What Jesus hungers and thirsts for is that we come to know the love of God, the love that is given to us for free, the grace of God’s wholehearted welcome,  God’s forgiveness for our past failings,  the grace that can heal memories  and  broken relationships.

What Jesus hungers and thirsts for is that we let Him help us,  so that the brokenness inside us – and among us – can be reconciled.

This grace cannot come through earthly water,  or earthly food.  It comes through receiving  the relationship God offers.  This is what Jesus offers the woman at the well, the living water of knowing God in Spirit and in truth.

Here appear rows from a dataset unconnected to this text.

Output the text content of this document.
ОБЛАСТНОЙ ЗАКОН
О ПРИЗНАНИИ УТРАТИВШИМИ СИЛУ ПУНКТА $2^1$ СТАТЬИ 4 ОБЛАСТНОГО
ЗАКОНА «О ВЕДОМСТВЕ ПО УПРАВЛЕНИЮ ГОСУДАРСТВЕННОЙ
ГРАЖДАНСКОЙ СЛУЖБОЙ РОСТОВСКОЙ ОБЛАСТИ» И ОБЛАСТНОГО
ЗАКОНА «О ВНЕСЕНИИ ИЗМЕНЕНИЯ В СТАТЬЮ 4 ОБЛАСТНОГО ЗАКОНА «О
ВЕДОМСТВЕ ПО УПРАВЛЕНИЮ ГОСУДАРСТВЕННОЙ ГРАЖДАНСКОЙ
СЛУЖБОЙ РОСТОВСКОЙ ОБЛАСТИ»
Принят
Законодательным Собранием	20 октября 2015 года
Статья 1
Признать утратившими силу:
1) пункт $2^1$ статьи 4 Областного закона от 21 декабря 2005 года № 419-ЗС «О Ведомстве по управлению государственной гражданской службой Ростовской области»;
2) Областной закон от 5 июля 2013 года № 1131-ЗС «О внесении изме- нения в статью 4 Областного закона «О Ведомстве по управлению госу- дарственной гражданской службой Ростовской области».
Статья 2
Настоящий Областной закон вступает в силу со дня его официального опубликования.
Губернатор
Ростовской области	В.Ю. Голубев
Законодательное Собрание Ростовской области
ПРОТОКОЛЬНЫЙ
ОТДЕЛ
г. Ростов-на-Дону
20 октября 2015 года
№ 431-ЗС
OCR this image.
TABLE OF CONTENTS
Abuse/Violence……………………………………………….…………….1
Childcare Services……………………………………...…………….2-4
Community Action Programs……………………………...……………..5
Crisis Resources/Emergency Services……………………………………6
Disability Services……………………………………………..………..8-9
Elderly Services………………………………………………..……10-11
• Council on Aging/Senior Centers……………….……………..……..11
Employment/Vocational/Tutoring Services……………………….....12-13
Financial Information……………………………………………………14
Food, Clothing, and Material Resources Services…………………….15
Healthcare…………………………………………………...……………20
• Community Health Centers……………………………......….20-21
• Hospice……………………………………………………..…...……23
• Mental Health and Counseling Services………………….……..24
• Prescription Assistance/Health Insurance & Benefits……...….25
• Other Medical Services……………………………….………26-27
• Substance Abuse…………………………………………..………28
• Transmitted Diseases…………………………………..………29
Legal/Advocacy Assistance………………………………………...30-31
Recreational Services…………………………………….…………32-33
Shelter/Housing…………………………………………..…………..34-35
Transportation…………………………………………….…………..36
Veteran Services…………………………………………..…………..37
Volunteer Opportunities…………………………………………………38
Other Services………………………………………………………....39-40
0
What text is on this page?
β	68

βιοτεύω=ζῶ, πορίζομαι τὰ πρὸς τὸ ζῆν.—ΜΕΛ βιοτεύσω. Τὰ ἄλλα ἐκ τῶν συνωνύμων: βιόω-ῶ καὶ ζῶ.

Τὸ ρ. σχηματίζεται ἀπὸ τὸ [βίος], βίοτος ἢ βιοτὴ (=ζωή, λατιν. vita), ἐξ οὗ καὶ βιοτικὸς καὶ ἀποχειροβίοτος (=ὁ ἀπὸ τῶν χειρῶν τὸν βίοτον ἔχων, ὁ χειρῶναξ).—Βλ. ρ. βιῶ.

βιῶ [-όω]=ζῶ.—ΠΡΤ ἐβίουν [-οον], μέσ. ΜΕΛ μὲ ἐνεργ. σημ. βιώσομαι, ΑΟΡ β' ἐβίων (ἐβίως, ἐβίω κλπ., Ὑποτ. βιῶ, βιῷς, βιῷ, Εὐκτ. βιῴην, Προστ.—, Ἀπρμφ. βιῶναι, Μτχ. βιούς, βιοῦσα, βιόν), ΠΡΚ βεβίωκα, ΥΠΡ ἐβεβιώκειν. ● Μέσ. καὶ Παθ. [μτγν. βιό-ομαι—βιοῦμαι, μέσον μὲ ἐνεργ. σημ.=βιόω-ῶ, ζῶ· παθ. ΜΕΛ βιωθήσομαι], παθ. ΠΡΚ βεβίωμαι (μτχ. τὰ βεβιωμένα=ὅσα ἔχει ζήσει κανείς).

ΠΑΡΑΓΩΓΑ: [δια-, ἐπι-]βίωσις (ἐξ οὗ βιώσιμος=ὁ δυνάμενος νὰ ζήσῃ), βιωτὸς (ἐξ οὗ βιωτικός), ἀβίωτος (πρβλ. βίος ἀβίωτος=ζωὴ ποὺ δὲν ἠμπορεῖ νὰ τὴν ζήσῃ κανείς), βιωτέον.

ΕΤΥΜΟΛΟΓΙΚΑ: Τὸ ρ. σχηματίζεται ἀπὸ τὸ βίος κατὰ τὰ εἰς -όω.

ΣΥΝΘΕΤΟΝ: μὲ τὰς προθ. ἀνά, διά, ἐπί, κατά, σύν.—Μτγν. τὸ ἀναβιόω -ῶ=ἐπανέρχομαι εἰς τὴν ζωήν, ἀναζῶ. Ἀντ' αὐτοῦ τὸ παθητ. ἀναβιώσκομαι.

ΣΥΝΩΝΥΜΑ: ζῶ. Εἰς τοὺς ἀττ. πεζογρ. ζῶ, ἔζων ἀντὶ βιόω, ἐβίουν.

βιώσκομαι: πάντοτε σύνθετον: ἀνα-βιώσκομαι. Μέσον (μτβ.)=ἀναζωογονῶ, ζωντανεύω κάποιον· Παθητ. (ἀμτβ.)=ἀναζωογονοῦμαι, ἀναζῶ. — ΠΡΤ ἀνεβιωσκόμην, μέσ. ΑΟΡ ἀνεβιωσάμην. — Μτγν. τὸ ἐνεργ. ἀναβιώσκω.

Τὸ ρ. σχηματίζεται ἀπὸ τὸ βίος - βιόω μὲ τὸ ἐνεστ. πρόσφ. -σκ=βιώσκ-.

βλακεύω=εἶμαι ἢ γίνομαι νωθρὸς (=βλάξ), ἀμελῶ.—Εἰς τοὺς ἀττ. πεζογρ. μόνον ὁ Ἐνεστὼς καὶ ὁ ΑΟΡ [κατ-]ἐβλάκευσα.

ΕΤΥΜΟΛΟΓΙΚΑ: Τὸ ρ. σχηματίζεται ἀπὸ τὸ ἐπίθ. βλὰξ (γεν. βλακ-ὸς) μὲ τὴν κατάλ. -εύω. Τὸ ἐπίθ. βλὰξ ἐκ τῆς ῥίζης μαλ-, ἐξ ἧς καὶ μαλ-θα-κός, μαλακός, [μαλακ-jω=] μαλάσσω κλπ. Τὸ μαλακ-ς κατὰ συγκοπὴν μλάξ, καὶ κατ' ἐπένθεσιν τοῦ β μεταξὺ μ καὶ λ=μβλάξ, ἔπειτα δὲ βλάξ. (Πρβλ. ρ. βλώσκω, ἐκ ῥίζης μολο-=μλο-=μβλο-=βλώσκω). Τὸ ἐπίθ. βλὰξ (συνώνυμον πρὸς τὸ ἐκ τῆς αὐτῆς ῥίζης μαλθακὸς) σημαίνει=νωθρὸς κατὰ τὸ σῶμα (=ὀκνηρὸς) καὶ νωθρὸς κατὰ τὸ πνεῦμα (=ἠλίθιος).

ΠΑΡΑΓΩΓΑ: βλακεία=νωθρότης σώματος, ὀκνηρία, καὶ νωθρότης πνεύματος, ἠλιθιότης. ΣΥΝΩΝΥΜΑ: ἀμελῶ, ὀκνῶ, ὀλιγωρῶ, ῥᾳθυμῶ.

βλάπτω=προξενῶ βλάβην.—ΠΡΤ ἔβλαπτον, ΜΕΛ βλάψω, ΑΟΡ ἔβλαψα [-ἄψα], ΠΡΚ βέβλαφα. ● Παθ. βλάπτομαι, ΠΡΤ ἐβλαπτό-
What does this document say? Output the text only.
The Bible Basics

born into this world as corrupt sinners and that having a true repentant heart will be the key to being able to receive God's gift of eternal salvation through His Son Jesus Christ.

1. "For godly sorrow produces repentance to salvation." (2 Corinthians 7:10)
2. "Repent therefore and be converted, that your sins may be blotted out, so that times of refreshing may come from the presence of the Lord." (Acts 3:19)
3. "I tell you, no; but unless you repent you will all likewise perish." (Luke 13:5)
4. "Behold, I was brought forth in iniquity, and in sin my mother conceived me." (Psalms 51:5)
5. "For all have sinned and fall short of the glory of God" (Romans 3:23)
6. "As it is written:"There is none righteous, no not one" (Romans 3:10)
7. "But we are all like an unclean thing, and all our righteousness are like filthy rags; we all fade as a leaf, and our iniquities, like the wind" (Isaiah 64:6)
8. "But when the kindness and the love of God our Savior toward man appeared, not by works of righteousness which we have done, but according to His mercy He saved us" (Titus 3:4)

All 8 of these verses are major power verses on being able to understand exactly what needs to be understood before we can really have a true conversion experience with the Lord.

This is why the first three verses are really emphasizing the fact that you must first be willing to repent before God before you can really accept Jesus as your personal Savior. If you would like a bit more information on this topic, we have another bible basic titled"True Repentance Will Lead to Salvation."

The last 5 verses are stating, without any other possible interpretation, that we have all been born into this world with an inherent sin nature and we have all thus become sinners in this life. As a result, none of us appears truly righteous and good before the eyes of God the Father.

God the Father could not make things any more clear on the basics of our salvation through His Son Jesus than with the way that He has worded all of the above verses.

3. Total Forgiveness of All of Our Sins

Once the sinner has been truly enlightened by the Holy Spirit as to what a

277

It doesn’t matter where we are.  We need not make pilgrimage.  We need not be in Jerusalem, or on Mt Gerazim, where the Samaritans worshiped.  We need not even be at church to connect with God,  if we worship God in Spirit and in truth,  if we are in this life-giving relationship.  God always longs  to be reconciled to us and takes the initiative so that we can have this relationship,  this water that bubbles up unto eternal life, because it is God’s will to embrace us with love through Christ Jesus our Lord.

This is what gives us hope in the present and the future. Even if we think we are nobodies, God knows each of us by name.  It is for us that Jesus comes, bringing the living water.  This is the source of our joy and our hope, even in the midst of challenging times like this time we are in now, when anxiety about contagion abounds and causes normal life to be disrupted.

When we are in relationship to God,  we do not need to let our anxieties become terrors, because God has promised to be our safe place.  God goes with us through our deserts and provides for us.

So in this time of disruption, do not panic. For you have received the Holy Spirit.God is within you, going before you,  walking beside you.  God has your back.  God is with you in quiet and in danger,  wherever you are, now and forever.  Amen.